Lorsqu'il était enfant, lui et ses amis suivaient avec ferveur le Cinq Nations. Entendre le Flower of Scotland et le Land Of My Fathers leur procurait, déjà de grandes émotions.
Gonzalo Quesada apportera de la fraîcheur à l'équipe et, malgré son enthousiasme, il ne fixe pas d'objectifs à l'Italie. D'autant plus que la France, l'Irlande et l'Écosse chercheront à effacer leur déception de la Coupe du monde et que l'Angleterre et le Pays de Galles tenteront de poursuivre sur leur lancée.
« Il est difficile de fixer des objectifs en public, a déclaré Quesada.

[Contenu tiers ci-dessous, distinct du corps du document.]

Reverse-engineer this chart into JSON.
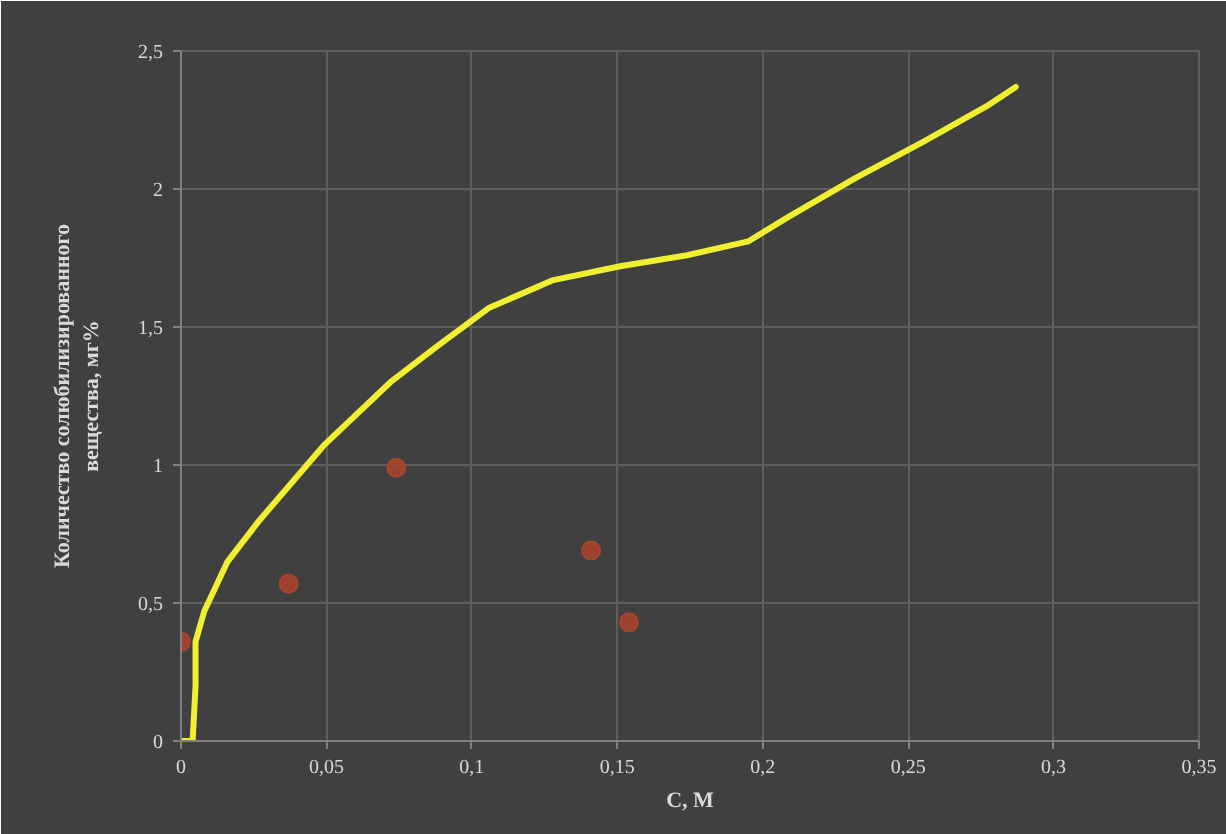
{
  "chart_data": {
    "type": "line",
    "xlabel": "C, M",
    "ylabel": "Количество солюбилизированного вещества, мг%",
    "xlim": [
      0,
      0.35
    ],
    "ylim": [
      0,
      2.5
    ],
    "xticks": [
      0,
      {
        "value": 0.05,
        "label": "0,05"
      },
      {
        "value": 0.1,
        "label": "0,1"
      },
      {
        "value": 0.15,
        "label": "0,15"
      },
      {
        "value": 0.2,
        "label": "0,2"
      },
      {
        "value": 0.25,
        "label": "0,25"
      },
      {
        "value": 0.3,
        "label": "0,3"
      },
      {
        "value": 0.35,
        "label": "0,35"
      }
    ],
    "yticks": [
      0,
      {
        "value": 0.5,
        "label": "0,5"
      },
      1,
      {
        "value": 1.5,
        "label": "1,5"
      },
      2,
      {
        "value": 2.5,
        "label": "2,5"
      }
    ],
    "grid": true,
    "series": [
      {
        "color": "#f0f030",
        "marker": "none",
        "line_style": "solid",
        "x": [
          0,
          0.004,
          0.005,
          0.005,
          0.008,
          0.016,
          0.027,
          0.049,
          0.072,
          0.088,
          0.106,
          0.128,
          0.151,
          0.174,
          0.195,
          0.209,
          0.232,
          0.255,
          0.277,
          0.287
        ],
        "values": [
          0,
          0,
          0.2,
          0.36,
          0.47,
          0.65,
          0.8,
          1.07,
          1.3,
          1.43,
          1.57,
          1.67,
          1.72,
          1.76,
          1.81,
          1.9,
          2.04,
          2.17,
          2.3,
          2.37
        ]
      },
      {
        "type": "scatter",
        "color": "#a8432f",
        "marker": "circle",
        "x": [
          0,
          0.037,
          0.074,
          0.141,
          0.154
        ],
        "values": [
          0.36,
          0.57,
          0.99,
          0.69,
          0.43
        ]
      }
    ]
  }
}
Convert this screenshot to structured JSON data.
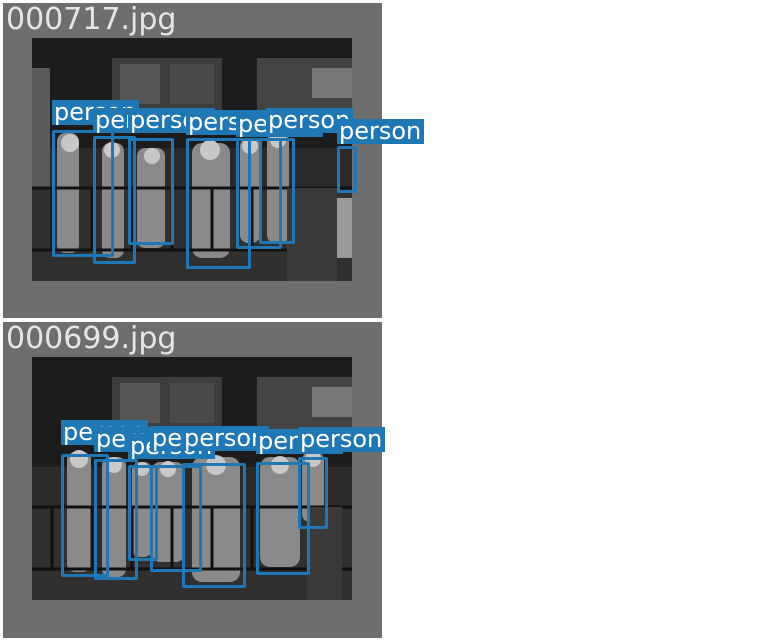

Je dois travailler pour continuer à faire progresser cette équipe. Si nous poursuivons ce processus d'amélioration des fondamentaux et que nous nous appuyons sur nos points forts, nous pourrons nous rapprocher de nos rivaux. »
« Ce que l'Italie a produit au Stadio Olimpico est énorme. Ce que les plus grandes équipes possèdent, c'est leur identité, leurs valeurs et leur amour du maillot. Si nous parvenons à créer quelque chose qui reflète les valeurs italiennes sur le terrain, les supporters s'identifieront à nous. Nous serons alors prêts à réaliser quelque chose d’exceptionnel. Je n’ai que cela en tête lorsque je pense au prochain Six Nations. »
Tout est dit. Gonzalo Quesada est en mission. Sûr de ses hommes et conscient du travail qu’il reste à accomplir. La route est encore longue mais l’entraîneur argentin peut déjà compter sur une équipe soudée qui a déjà su renverser des montagnes.